As we continually place stress on our muscles, our muscles tend to tighten up to the point of movement restriction, function disruption, tenderness, and pain. These painful areas become known as trigger points that develop into myofascial pain syndrome when the pain persists longer and worsens (Fernández-de-Las-Peñas & Nijs, 2019).
This is where the technique of dry needling comes in. Dry needling is an intramuscular, invasive procedure that consists of inserting a thin monofilament needle into a trigger point in order to elicit a local twitch response when the needle is manually moved around the area in miniscule motions after insertion (Fernández-de-Las-Peñas & Nijs, 2019). According to the American Physical Therapy Association, dry needling is becoming an increasingly common method of intervention to supplement standard physical therapy ("Dry Needling," n.d.).

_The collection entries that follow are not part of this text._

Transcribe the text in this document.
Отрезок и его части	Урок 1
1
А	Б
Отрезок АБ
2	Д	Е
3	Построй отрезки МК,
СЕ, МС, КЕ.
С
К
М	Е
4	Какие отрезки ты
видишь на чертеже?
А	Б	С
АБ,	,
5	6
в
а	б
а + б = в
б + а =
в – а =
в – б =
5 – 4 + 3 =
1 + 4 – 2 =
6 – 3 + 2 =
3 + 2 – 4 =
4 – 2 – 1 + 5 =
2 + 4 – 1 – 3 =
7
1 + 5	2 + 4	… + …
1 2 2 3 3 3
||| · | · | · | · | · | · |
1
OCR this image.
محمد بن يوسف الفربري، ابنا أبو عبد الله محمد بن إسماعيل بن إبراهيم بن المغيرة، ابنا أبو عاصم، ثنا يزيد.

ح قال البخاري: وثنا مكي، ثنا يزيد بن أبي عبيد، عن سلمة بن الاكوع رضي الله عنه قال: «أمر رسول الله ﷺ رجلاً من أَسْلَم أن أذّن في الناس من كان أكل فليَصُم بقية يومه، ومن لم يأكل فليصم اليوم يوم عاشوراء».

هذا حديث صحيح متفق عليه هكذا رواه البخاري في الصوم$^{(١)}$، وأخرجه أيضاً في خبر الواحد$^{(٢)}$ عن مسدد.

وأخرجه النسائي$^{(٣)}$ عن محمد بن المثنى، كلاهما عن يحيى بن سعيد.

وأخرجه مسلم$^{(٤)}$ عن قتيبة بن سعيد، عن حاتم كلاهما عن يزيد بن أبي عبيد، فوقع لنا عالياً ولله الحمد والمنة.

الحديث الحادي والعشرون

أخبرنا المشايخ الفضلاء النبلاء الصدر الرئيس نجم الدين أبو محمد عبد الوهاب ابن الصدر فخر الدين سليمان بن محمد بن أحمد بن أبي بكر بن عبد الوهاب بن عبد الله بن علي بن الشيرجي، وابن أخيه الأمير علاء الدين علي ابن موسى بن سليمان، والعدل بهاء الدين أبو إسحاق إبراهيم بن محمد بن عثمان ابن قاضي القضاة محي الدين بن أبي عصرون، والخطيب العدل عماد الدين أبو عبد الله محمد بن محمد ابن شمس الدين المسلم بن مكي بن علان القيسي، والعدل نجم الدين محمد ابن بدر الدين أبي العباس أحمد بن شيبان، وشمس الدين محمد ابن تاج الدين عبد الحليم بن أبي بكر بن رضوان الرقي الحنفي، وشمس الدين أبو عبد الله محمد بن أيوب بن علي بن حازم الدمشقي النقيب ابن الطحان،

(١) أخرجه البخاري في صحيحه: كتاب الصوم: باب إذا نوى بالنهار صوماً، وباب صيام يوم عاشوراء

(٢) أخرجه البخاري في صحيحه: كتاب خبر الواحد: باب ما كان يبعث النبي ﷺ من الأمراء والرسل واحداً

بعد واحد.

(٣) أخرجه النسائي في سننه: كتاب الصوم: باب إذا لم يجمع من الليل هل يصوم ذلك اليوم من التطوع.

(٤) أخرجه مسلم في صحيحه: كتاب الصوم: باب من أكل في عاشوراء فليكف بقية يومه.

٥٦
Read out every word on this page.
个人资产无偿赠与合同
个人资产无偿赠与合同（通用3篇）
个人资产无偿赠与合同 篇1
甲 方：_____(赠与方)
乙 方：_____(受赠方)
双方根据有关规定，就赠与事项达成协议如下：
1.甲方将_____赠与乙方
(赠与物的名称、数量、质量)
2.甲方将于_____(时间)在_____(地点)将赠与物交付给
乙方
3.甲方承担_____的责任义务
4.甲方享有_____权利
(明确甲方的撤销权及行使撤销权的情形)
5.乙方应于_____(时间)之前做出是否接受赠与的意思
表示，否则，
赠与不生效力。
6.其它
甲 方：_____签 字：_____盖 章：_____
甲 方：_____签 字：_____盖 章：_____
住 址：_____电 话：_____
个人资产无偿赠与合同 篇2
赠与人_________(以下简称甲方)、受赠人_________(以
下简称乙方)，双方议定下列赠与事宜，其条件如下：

While there are some similarities to acupuncture, dry needling differs in that it stems from a Western approach and is done by physical therapists and other health care practitioners who carry a particular certification specific to dry needling. This is not a standalone procedure as this modality usually supplements standard physical therapy interventions (Dunning et al., 2014).
Perhaps, these questions were answered by a group of researchers.
In a single-blind randomized controlled trial conducted in 2016, a group of researchers recruited participants from orthopedic, neurologic, and neurosurgery departments who reported with low back pain (Mahmoudzadeh et al., 2016). These participants ranged from 20 to 50 years of age and had radiating pain manifesting into one or both legs (Mahmoudzadeh et al., 2016). In a sample size of 58 participants, the participants were split into the control group and experimental group through a coin toss conducted by a hospital staff that was blind to the study (Mahmoudzadeh et al., 2016).
The control group received standard physical therapy interventions.
The experimental group received standard physical therapy interventions along with dry needling.
In the experimental group, the patients received five sessions of dry needling at the end of the second, fourth, sixth, eighth, and tenth sessions, which required an additional 15 minutes in each session.
Both the control group and experimental group started with a baseline pain intensity and disability scores.
The physical therapists assigned to deliver care to both the control group and experimental group were unaware of or blinded as to which group each patient was assigned to. Standard physical therapy consisted of a 45-minute session, which included the use of hot or cold packs, transcutaneous electrical nerve stimulation (TENS), ultrasound, and exercise therapy (Mahmoudzadeh et al., 2016). Patients received 10 standard physical therapy sessions every other day.
The participants were periodically assessed in the first session, in the last session, and two months after the last session by a blinded physical therapist (Mahmoudzadeh et al., 2016).
After the follow-up session, the researchers discovered that both groups experienced a decrease in pain intensity, which continued to decline even in the follow-up period (Mahmoudzadeh et al., 2016). However, there was a more significant decrease in pain levels and disability score in the experimental group at the follow-up period (Mahmoudzadeh et al., 2016). In terms of the experimental group, the participants experienced an enhanced effect of the standard physical therapy treatment protocol when combined with dry needling (Mahmoudzadeh et al., 2016). Thus, dry needling was an effective supplement to standard physical therapy interventions when addressing discogenic low back pain.